Je commencerai ce papier par un souvenir personnel. Celui d'une photo montrant mes grands parents, jeunes, prenant le train. Ils sont là, sur le quai d'une gare, accompagnés d'une nombreuse famille. Parents, frères, cousins, tout le monde semblait s'être déplacé en tenue du dimanche pour dire "au revoir" à ceux qui partaient. L'existence de ce cliché, non pas une photo prise par un membre de la famille mais un tirage effectué par un professionnel, montre l'importance de l'affaire. Sur la photo, mon arrière grand-mère et mon arrière grande-tante ont les yeux gonflés. On voit qu'elles ont beaucoup pleuré pendant ces adieux, et même si elles essayent de faire bonne mine pour l'objectif, elles tiennent serrés dans leurs mains des mouchoirs blancs, prêts à servir.
Pourquoi tous ces gens se déplaçaient-ils en masse pour quelque chose d'aussi banal qu'un départ en vacances, alors que les départs de nos TGV d'aujourd'hui se font dans le plus grand anonymat ? Pourquoi pleurait-on en faisant ses adieux ? Et bien, au delà des moyens de communications modernes qui nous permettent de rester en contact permanent, quelque chose de plus profond a changé et les générations qui nous ont précédées. Pendant des siècles, les hommes ont vécu dans l'idée qu'ils étaient les jouets du destin, et que la catastrophe n'était pas trop loin. Les bateaux qui partaient n'étaient pas sûrs d'arriver à bon port. Une maladie infectieuse pouvait vous emporter en quelques jours. Chaque départ pouvait être le dernier, chaque "au revoir" pouvait facilement se transformer en "adieu".
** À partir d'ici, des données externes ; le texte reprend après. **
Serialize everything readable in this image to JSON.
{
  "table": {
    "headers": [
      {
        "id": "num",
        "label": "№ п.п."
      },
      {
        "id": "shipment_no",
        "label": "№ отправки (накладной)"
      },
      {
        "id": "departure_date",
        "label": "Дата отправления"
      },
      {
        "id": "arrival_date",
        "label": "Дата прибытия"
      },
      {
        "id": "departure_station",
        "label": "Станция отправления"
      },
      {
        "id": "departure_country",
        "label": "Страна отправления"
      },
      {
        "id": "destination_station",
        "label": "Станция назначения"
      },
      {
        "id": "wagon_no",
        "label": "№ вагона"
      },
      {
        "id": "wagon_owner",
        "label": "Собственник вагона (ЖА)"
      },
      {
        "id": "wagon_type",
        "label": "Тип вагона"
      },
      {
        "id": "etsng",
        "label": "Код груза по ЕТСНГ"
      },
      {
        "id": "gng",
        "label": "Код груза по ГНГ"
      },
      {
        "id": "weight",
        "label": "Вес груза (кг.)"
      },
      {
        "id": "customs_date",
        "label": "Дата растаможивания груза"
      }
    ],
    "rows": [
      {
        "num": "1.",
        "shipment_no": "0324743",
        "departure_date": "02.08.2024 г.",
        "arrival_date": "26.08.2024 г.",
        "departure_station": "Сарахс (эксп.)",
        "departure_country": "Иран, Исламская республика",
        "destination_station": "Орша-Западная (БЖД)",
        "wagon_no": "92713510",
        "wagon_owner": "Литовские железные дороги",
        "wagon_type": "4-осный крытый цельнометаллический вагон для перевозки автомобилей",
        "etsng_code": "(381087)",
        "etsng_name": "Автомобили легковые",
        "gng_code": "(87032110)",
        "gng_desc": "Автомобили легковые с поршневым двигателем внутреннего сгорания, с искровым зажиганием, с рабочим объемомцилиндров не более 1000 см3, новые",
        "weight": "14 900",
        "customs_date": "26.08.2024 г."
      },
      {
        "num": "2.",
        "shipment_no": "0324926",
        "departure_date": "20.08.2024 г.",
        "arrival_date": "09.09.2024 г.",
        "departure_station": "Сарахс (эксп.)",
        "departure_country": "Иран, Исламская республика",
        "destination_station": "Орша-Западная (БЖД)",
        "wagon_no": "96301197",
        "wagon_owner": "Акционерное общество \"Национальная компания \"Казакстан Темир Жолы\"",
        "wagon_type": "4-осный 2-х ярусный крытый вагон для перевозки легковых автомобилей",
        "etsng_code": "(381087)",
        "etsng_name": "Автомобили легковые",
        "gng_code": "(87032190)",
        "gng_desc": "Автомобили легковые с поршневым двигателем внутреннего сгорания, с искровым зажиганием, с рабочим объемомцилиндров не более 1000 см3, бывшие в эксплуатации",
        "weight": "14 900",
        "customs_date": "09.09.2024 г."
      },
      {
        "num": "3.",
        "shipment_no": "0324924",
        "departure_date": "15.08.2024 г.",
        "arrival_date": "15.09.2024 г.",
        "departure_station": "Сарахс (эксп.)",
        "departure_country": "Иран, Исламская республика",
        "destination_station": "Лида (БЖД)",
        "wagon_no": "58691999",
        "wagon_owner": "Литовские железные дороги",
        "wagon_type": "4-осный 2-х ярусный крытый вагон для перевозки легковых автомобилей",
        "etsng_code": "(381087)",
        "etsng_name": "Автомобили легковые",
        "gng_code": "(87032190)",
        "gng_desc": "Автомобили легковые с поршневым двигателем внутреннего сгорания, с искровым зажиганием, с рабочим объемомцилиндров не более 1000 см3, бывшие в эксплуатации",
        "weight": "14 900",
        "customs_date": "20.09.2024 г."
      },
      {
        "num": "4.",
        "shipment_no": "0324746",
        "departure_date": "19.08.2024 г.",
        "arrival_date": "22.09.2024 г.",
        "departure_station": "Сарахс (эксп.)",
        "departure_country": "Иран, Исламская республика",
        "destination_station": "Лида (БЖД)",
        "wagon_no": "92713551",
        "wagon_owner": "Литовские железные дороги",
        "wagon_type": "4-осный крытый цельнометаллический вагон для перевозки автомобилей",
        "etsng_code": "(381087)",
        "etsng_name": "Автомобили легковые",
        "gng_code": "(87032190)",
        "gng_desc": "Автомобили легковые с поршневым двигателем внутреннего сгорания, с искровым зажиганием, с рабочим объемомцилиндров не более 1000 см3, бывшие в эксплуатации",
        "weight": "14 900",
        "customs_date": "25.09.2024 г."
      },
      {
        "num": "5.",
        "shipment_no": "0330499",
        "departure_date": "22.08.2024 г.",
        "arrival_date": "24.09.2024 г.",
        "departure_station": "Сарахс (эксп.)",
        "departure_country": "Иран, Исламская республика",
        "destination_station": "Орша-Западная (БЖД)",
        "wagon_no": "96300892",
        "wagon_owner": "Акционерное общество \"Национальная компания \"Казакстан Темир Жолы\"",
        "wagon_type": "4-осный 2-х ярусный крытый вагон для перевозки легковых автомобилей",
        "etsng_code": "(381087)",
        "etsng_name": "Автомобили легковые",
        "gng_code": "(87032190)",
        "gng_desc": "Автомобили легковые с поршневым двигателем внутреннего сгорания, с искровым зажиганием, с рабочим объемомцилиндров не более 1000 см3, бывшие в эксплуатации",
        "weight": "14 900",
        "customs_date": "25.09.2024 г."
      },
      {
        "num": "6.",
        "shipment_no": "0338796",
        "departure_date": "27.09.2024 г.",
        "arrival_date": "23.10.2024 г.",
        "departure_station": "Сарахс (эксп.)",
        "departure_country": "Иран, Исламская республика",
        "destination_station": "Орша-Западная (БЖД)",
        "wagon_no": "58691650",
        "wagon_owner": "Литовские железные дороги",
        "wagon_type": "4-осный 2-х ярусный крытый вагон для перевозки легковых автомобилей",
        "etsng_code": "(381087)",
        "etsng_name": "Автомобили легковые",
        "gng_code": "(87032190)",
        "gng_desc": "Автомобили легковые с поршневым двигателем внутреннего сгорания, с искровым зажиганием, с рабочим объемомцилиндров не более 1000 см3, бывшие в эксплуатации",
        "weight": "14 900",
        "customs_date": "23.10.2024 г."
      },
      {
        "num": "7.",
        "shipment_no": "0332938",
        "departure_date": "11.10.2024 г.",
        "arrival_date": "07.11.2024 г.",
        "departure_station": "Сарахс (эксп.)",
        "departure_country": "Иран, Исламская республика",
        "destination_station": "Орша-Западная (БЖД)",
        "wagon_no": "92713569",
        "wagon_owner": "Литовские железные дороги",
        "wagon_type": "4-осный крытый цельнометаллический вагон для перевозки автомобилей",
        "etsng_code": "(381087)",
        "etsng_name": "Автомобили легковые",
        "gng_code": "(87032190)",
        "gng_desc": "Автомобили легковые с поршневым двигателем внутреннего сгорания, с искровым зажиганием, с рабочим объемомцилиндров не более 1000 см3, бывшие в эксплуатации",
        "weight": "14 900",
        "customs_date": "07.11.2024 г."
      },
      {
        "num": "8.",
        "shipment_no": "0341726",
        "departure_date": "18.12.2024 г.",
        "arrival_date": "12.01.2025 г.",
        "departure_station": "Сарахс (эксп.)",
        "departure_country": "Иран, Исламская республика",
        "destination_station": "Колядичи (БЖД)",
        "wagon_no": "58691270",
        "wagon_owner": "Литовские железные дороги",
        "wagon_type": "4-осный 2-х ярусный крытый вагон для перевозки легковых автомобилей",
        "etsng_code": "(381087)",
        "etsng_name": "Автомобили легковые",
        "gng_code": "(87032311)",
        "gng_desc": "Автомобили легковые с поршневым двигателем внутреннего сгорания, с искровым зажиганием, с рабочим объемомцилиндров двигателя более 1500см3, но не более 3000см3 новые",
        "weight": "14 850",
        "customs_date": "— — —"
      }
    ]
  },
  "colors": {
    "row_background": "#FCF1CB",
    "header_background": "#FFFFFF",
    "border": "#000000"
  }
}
Quelque chose de semblable est arrivé en économie. Ceux qui sont passés par les crises et les guerres de la première moitié du vingtième siècle savaient par expérience que tout pouvait s'arrêter, et sans préavis. Des fortunes pouvaient se faire ou se défaire en quelques mois, des patrimoines se constituer ou s'évaporer. Une maladie, et c'était des années d'économies d'une famille modeste qui partaient en frais. Le chômage, c'était la misère immédiate, totale, absolue. Entre cette expérience et la notre, il y a les "trente glorieuses", l'Etat providence, les "amortisseurs sociaux" qui ont "lissé" les crises de ces trente dernières années. Nous sommes les citoyens d'une société où les trains qui partent arrivent, où les maladies infectieuses foudroyantes ont été bannies ou presque, ou nous pouvons raisonnablement organiser nos vies en supposant que nous seront vivants dans vingt ans. Nous sommes aussi les citoyens où, quelque soient les crises annoncées, nous avons du mal à imaginer un effondrement dramatique des choses qui nous entourent. On se dit "bon, c'est la crise, on va nous augmenter un peu les impôts, on va nous rembourser moins bien les médicaments, il faudra attendre deux ans de plus pour partir en retraite". On ne se dit pas que demain les hopitaux pourraient fermer, les retraites ne pas être payées.
Un tel scénario est-il vraisemblable ? Oui et non. La récente publication des chiffres de l'INSEE, chiffres qui ont obligé le gouvernement à reconnaître en public ce que tout le monde disait en privé, à savoir, que le chiffre de 3% du déficit public en 2013 ne serait pas tenu, sonne comme un avertissement. En fait, l'INSEE ne fait que confirmer ce que beaucoup de commentateurs dénoncent depuis longtemps: la vision orthodoxe de l'Allemagne est en train - par le biais de la monnaie unique - de tuer la croissance dans l'ensemble de la zone euro et de la pousser dans une spirale déflationniste (1).
Ce qu'il faut comprendre, c'est que ce mécanisme désastreux n'est pas contingent. Certains politiques, de Cohn-Bendit jusqu'à Mélenchon semblent croire qu'il suffirait de changer le fonctionnement de la BCE et plus largement de l'Union européenne pour que les choses changent. C'est oublier que le fonctionnement actuel est inscrit dans l'ADN de la construction européenne. Celle-ci n'existe que parce qu'on a accepté de fermer la voie aux transferts entre états, qui auraient constitué un véritable fédéralisme. C'est parce qu'il n'y a pas de transferts entre états que l'Allemagne a accepté Maastricht et la fin du mark. Croire qu'on pouvait lui faire avaler Maastricht pour ensuite changer les règles dans son dos, c'ést se bercer de douces illusions. L'Allemagne s'enrichit grace à l'Euro tel qu'il est. Pourquoi changerait-elle les règles qui lui ont si bien servi ?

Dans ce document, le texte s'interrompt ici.